Currently, dealers keep about 30 to 35 percent of the off-lease cars and trucks financed through Ford Motor Credit Co. in the 10 affected vehicle lines, Olsen said. Ford wants to boost that to about 50 percent, he said.
In contrast, in 1996 Toyota dealers retained 62.1 percent of the brand's personal-use off-lease vehicles financed through all sources, said Art Spinella, CNW vice president. When all vehicle lines and all financing sources are considered, Ford, Lincoln and Mercury dealers retained more than 40 percent of personal-use off-lease units in 1996, Spinella said.
Ford raises lease-end values and discounts finance rates to reduce a customer's monthly payment on a 24-month lease.
'If our residual value is higher than the Automotive Lease Guide, we set aside a certain number of dollars per percentage point,' Olsen said. 'I call it the rainy-day fund.
'We have taken some of the reserve and paid it out in dealer incentives,' Olsen said. 'It is not a case of having to spend more money. It has already been booked.'
Vehicles bought at auction will still be cheaper - even with the incentives, Olsen said. But Ford hopes dealers will want to retain their own off-lease units and avoid the time and reconditioning fees required when buying at auction.
Explorer Red Carpet lease expirations total about 5,000 a month at this time of year, Olsen said.
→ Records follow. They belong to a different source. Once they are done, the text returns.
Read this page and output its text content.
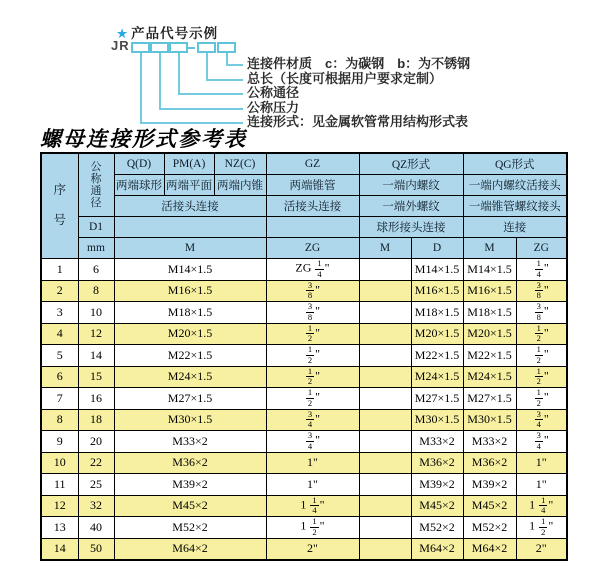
★ 产品代号示例
JR
连接件材质　c：为碳钢　b：为不锈钢
总长（长度可根据用户要求定制）
公称通径
公称压力
连接形式：见金属软管常用结构形式表
螺母连接形式参考表
序
号	公
称
通
径	Q(D)	PM(A)	NZ(C)	GZ	QZ形式		QG形式	
		两端球形	两端平面	两端内锥	两端锥管	一端内螺纹		一端内螺纹活接头	
		活接头连接			活接头连接	一端外螺纹		一端锥管螺纹接头	
	D1					球形接头连接		连接	
	mm	M			ZG	M	D	M	ZG
1	6	M14×1.5			ZG $\frac{1}{4}$ "		M14×1.5	M14×1.5	$\frac{1}{4}$ "
2	8	M16×1.5			$\frac{3}{8}$ "		M16×1.5	M16×1.5	$\frac{3}{8}$ "
3	10	M18×1.5			$\frac{3}{8}$ "		M18×1.5	M18×1.5	$\frac{3}{8}$ "
4	12	M20×1.5			$\frac{1}{2}$ "		M20×1.5	M20×1.5	$\frac{1}{2}$ "
5	14	M22×1.5			$\frac{1}{2}$ "		M22×1.5	M22×1.5	$\frac{1}{2}$ "
6	15	M24×1.5			$\frac{1}{2}$ "		M24×1.5	M24×1.5	$\frac{1}{2}$ "
7	16	M27×1.5			$\frac{1}{2}$ "		M27×1.5	M27×1.5	$\frac{1}{2}$ "
8	18	M30×1.5			$\frac{3}{4}$ "		M30×1.5	M30×1.5	$\frac{3}{4}$ "
9	20	M33×2			$\frac{3}{4}$ "		M33×2	M33×2	$\frac{3}{4}$ "
10	22	M36×2			1"		M36×2	M36×2	1"
11	25	M39×2			1"		M39×2	M39×2	1"
12	32	M45×2			$1 \frac{1}{4}$ "		M45×2	M45×2	$1 \frac{1}{4}$ "
13	40	M52×2			$1 \frac{1}{2}$ "		M52×2	M52×2	$1 \frac{1}{2}$ "
14	50	M64×2			2"		M64×2	M64×2	2"
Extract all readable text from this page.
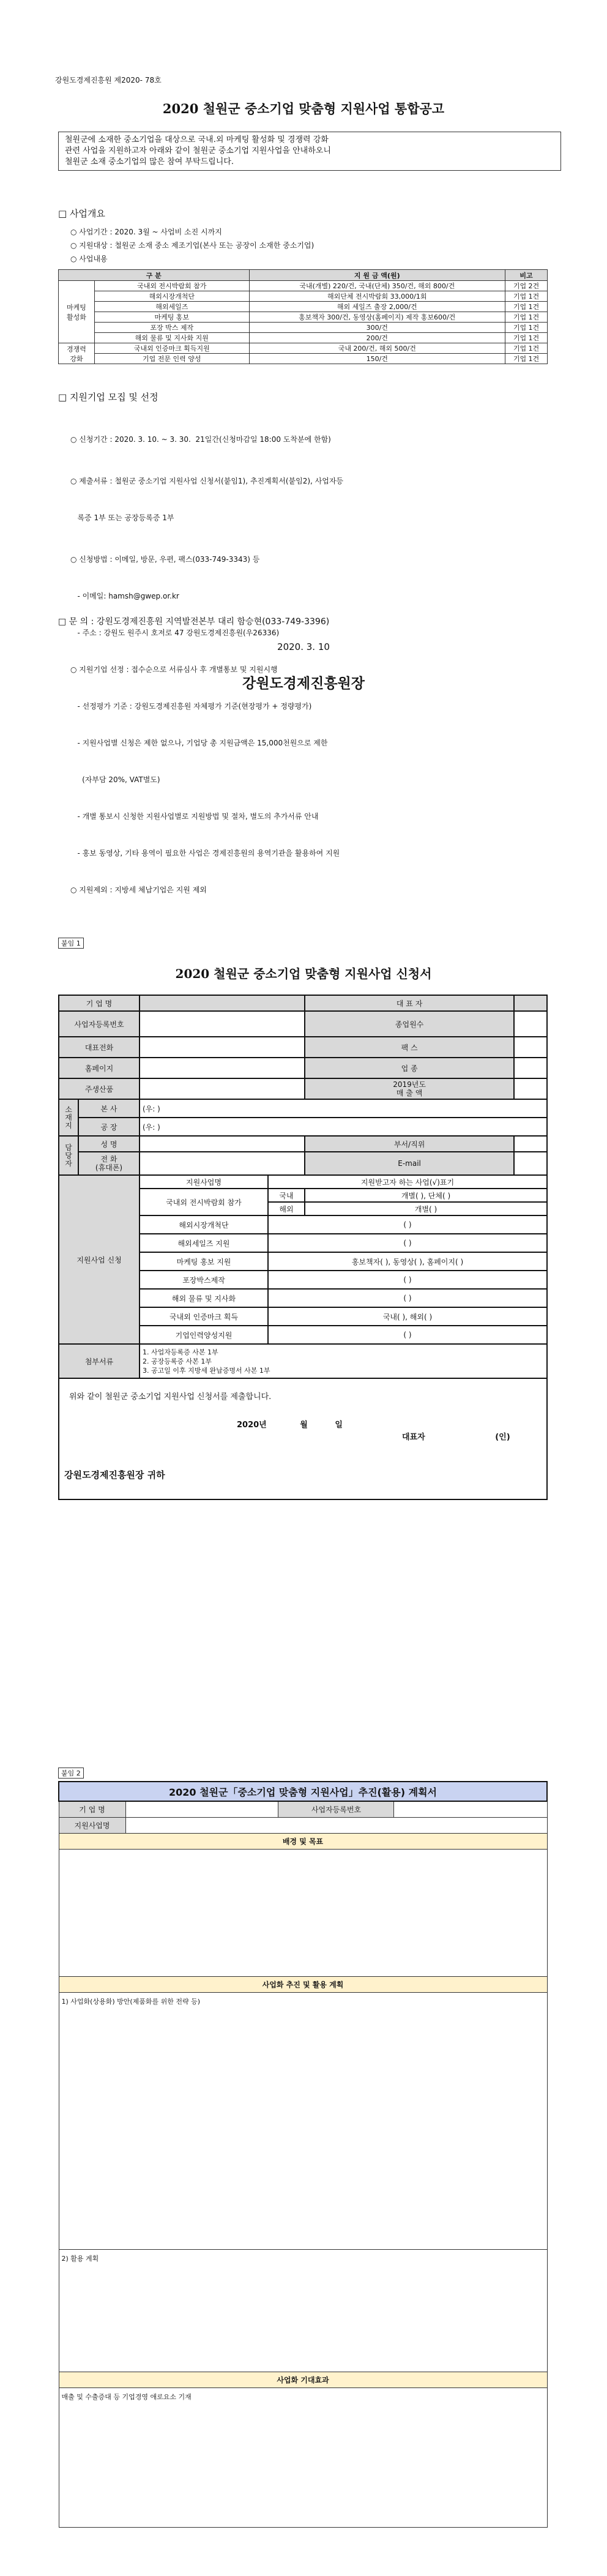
강원도경제진흥원 제2020- 78호
2020 철원군 중소기업 맞춤형 지원사업 통합공고
철원군에 소재한 중소기업을 대상으로 국내․외 마케팅 활성화 및 경쟁력 강화
관련 사업을 지원하고자 아래와 같이 철원군 중소기업 지원사업을 안내하오니
철원군 소재 중소기업의 많은 참여 부탁드립니다.
□ 사업개요
○ 사업기간 : 2020. 3월 ~ 사업비 소진 시까지
○ 지원대상 : 철원군 소재 중소 제조기업(본사 또는 공장이 소재한 중소기업)
○ 사업내용
구 분		지 원 금 액(원)	비고
마케팅
활성화	국내외 전시박람회 참가	국내(개별) 220/건, 국내(단체) 350/건, 해외 800/건	기업 2건
	해외시장개척단	해외단체 전시박람회 33,000/1회	기업 1건
	해외세일즈	해외 세일즈 출장 2,000/건	기업 1건
	마케팅 홍보	홍보책자 300/건, 동영상(홈페이지) 제작 홍보600/건	기업 1건
	포장 박스 제작	300/건	기업 1건
	해외 물류 및 지사화 지원	200/건	기업 1건
경쟁력
강화	국내외 인증마크 획득지원	국내 200/건, 해외 500/건	기업 1건
	기업 전문 인력 양성	150/건	기업 1건
□ 지원기업 모집 및 선정

○ 신청기간 : 2020. 3. 10. ~ 3. 30.  21일간(신청마감일 18:00 도착분에 한함)

○ 제출서류 : 철원군 중소기업 지원사업 신청서(붙임1), 추진계획서(붙임2), 사업자등

록증 1부 또는 공장등록증 1부

○ 신청방법 : 이메일, 방문, 우편, 팩스(033-749-3343) 등

- 이메일: hamsh@gwep.or.kr

- 주소 : 강원도 원주시 호저로 47 강원도경제진흥원(우26336)

○ 지원기업 선정 : 접수순으로 서류심사 후 개별통보 및 지원시행

- 선정평가 기준 : 강원도경제진흥원 자체평가 기준(현장평가 + 정량평가)

- 지원사업별 신청은 제한 없으나, 기업당 총 지원금액은 15,000천원으로 제한

(자부담 20%, VAT별도)

- 개별 통보시 신청한 지원사업별로 지원방법 및 절차, 별도의 추가서류 안내

- 홍보 동영상, 기타 용역이 필요한 사업은 경제진흥원의 용역기관을 활용하여 지원

○ 지원제외 : 지방세 체납기업은 지원 제외

□ 문 의 : 강원도경제진흥원 지역발전본부 대리 함승현(033-749-3396)
2020. 3. 10
강원도경제진흥원장
붙임 1
2020 철원군 중소기업 맞춤형 지원사업 신청서
기 업 명				대 표 자	
사업자등록번호				종업원수	
대표전화				팩 스	
홈페이지				업 종	
주생산품				2019년도
매 출 액	

소
재
지	본 사	(우: )			
	공 장	(우: )			
담
당
자	성 명			부서/직위	

	전 화
(휴대폰)			E-mail	
지원사업 신청		지원사업명	지원받고자 하는 사업(√)표기		
		국내외 전시박람회 참가	국내	개별( ), 단체( )	
			해외	개별( )	
		해외시장개척단	( )		
		해외세일즈 지원	( )		
		마케팅 홍보 지원	홍보책자( ), 동영상( ), 홈페이지( )		
		포장박스제작	( )		
		해외 물류 및 지사화	( )		
		국내외 인증마크 획득	국내( ), 해외( )		
		기업인력양성지원	( )		
첨부서류		1. 사업자등록증 사본 1부
2. 공장등록증 사본 1부
3. 공고일 이후 지방세 완납증명서 사본 1부			

위와 같이 철원군 중소기업 지원사업 신청서를 제출합니다.
2020년 월 일
대표자 (인)
강원도경제진흥원장 귀하					
붙임 2
2020 철원군「중소기업 맞춤형 지원사업」추진(활용) 계획서			
기 업 명		사업자등록번호	
지원사업명			
배경 및 목표			

사업화 추진 및 활용 계획			

1) 사업화(상용화) 방안(제품화를 위한 전략 등)			

2) 활용 계획			

사업화 기대효과			

매출 및 수출증대 등 기업경영 애로요소 기재			
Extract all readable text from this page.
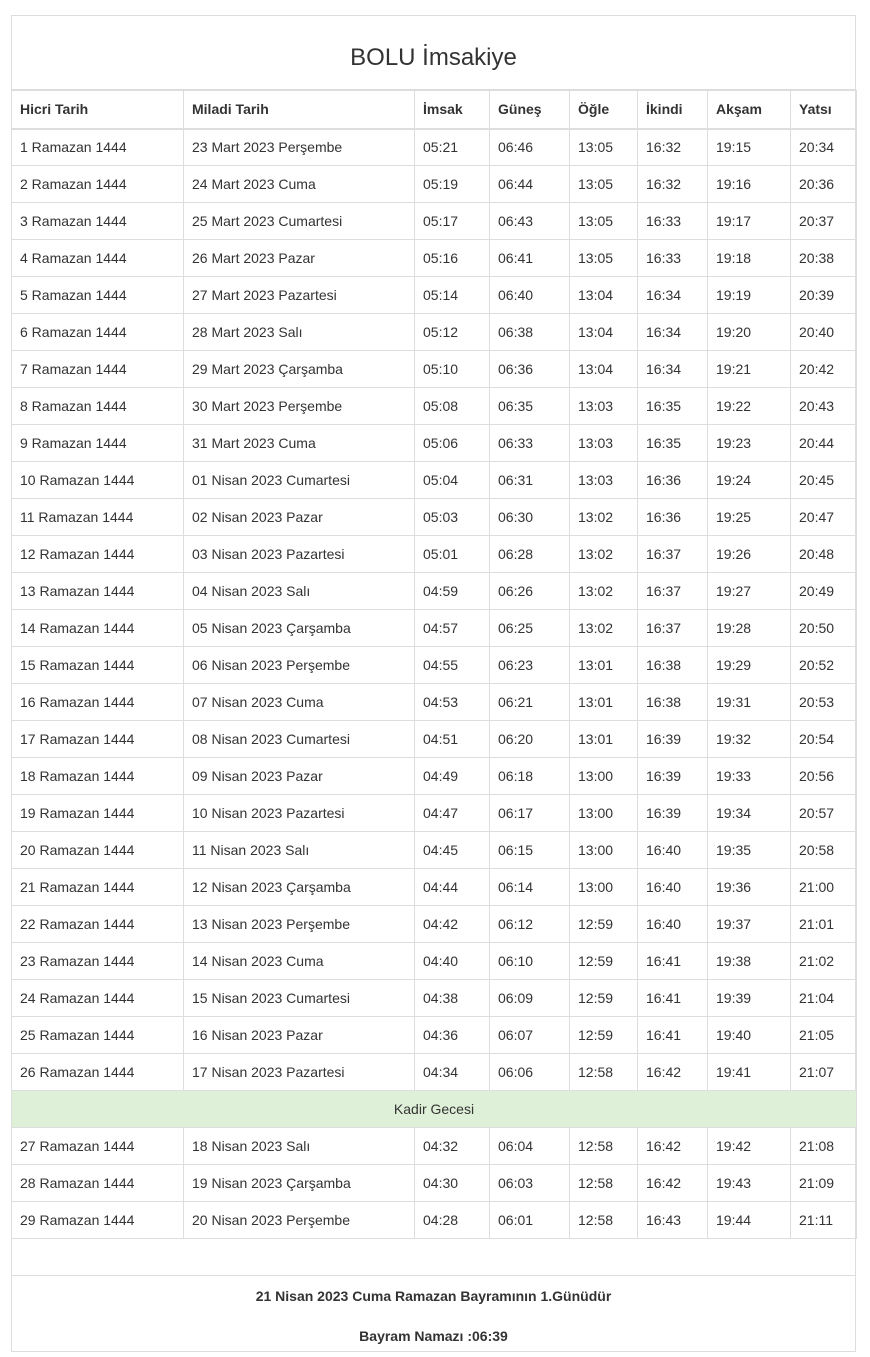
BOLU İmsakiye
Hicri Tarih	Miladi Tarih	İmsak	Güneş	Öğle	İkindi	Akşam	Yatsı
1 Ramazan 1444	23 Mart 2023 Perşembe	05:21	06:46	13:05	16:32	19:15	20:34
2 Ramazan 1444	24 Mart 2023 Cuma	05:19	06:44	13:05	16:32	19:16	20:36
3 Ramazan 1444	25 Mart 2023 Cumartesi	05:17	06:43	13:05	16:33	19:17	20:37
4 Ramazan 1444	26 Mart 2023 Pazar	05:16	06:41	13:05	16:33	19:18	20:38
5 Ramazan 1444	27 Mart 2023 Pazartesi	05:14	06:40	13:04	16:34	19:19	20:39
6 Ramazan 1444	28 Mart 2023 Salı	05:12	06:38	13:04	16:34	19:20	20:40
7 Ramazan 1444	29 Mart 2023 Çarşamba	05:10	06:36	13:04	16:34	19:21	20:42
8 Ramazan 1444	30 Mart 2023 Perşembe	05:08	06:35	13:03	16:35	19:22	20:43
9 Ramazan 1444	31 Mart 2023 Cuma	05:06	06:33	13:03	16:35	19:23	20:44
10 Ramazan 1444	01 Nisan 2023 Cumartesi	05:04	06:31	13:03	16:36	19:24	20:45
11 Ramazan 1444	02 Nisan 2023 Pazar	05:03	06:30	13:02	16:36	19:25	20:47
12 Ramazan 1444	03 Nisan 2023 Pazartesi	05:01	06:28	13:02	16:37	19:26	20:48
13 Ramazan 1444	04 Nisan 2023 Salı	04:59	06:26	13:02	16:37	19:27	20:49
14 Ramazan 1444	05 Nisan 2023 Çarşamba	04:57	06:25	13:02	16:37	19:28	20:50
15 Ramazan 1444	06 Nisan 2023 Perşembe	04:55	06:23	13:01	16:38	19:29	20:52
16 Ramazan 1444	07 Nisan 2023 Cuma	04:53	06:21	13:01	16:38	19:31	20:53
17 Ramazan 1444	08 Nisan 2023 Cumartesi	04:51	06:20	13:01	16:39	19:32	20:54
18 Ramazan 1444	09 Nisan 2023 Pazar	04:49	06:18	13:00	16:39	19:33	20:56
19 Ramazan 1444	10 Nisan 2023 Pazartesi	04:47	06:17	13:00	16:39	19:34	20:57
20 Ramazan 1444	11 Nisan 2023 Salı	04:45	06:15	13:00	16:40	19:35	20:58
21 Ramazan 1444	12 Nisan 2023 Çarşamba	04:44	06:14	13:00	16:40	19:36	21:00
22 Ramazan 1444	13 Nisan 2023 Perşembe	04:42	06:12	12:59	16:40	19:37	21:01
23 Ramazan 1444	14 Nisan 2023 Cuma	04:40	06:10	12:59	16:41	19:38	21:02
24 Ramazan 1444	15 Nisan 2023 Cumartesi	04:38	06:09	12:59	16:41	19:39	21:04
25 Ramazan 1444	16 Nisan 2023 Pazar	04:36	06:07	12:59	16:41	19:40	21:05
26 Ramazan 1444	17 Nisan 2023 Pazartesi	04:34	06:06	12:58	16:42	19:41	21:07
Kadir Gecesi							
27 Ramazan 1444	18 Nisan 2023 Salı	04:32	06:04	12:58	16:42	19:42	21:08
28 Ramazan 1444	19 Nisan 2023 Çarşamba	04:30	06:03	12:58	16:42	19:43	21:09
29 Ramazan 1444	20 Nisan 2023 Perşembe	04:28	06:01	12:58	16:43	19:44	21:11
21 Nisan 2023 Cuma Ramazan Bayramının 1.Günüdür
Bayram Namazı :06:39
About 4,000 Taurus Red Carpet Lease contracts expire monthly, he said.
Olsen downplayed the off-lease volume.
'The number of off-lease Ford, Lincoln and Mercury vehicles coming back in 1997 - and not kept by the customer - will represent roughly one percent of the total used-vehicle transactions in the country,' he said.
Nonetheless, so far this year leasing has accounted for more than one-third of the retail transactions at Ford and Lincoln-Mercury.
Today, Ford is reducing residual values on its lease programs to avoid the gap between anticipated and actual lease-end values and to allow customers to reach an equity position in their vehicles.
'We have been far more conservative in the past year,' Olsen said, referring to established lease-end values.
Ford's leasing strategy now calls for lower residual values so that customers more quickly reach a position of equity in the vehicle and can be moved into another new-vehicle lease, Olsen said.
'If we can have a customer in an equity position, we have a better chance of putting them in a new vehicle because there is enough equity to pay the remaining lease payment (on the expiring lease),' he said.
In addition, dealers have asked for an incentive program in order to buy their own off-lease units, Olsen said. Such units are desirable because dealers know the vehicle's service and driving history.
Ford's action is not a response to the softening of the used-car market in the last quarter of 1996 and the first quarter of 1997, Olsen said. 'Used-vehicle prices depressed slightly on 1-year-old and 4- and 5-year-old units but not 2- and 3-year-old vehicles,' he said. Ford's program covers 24-month-old units.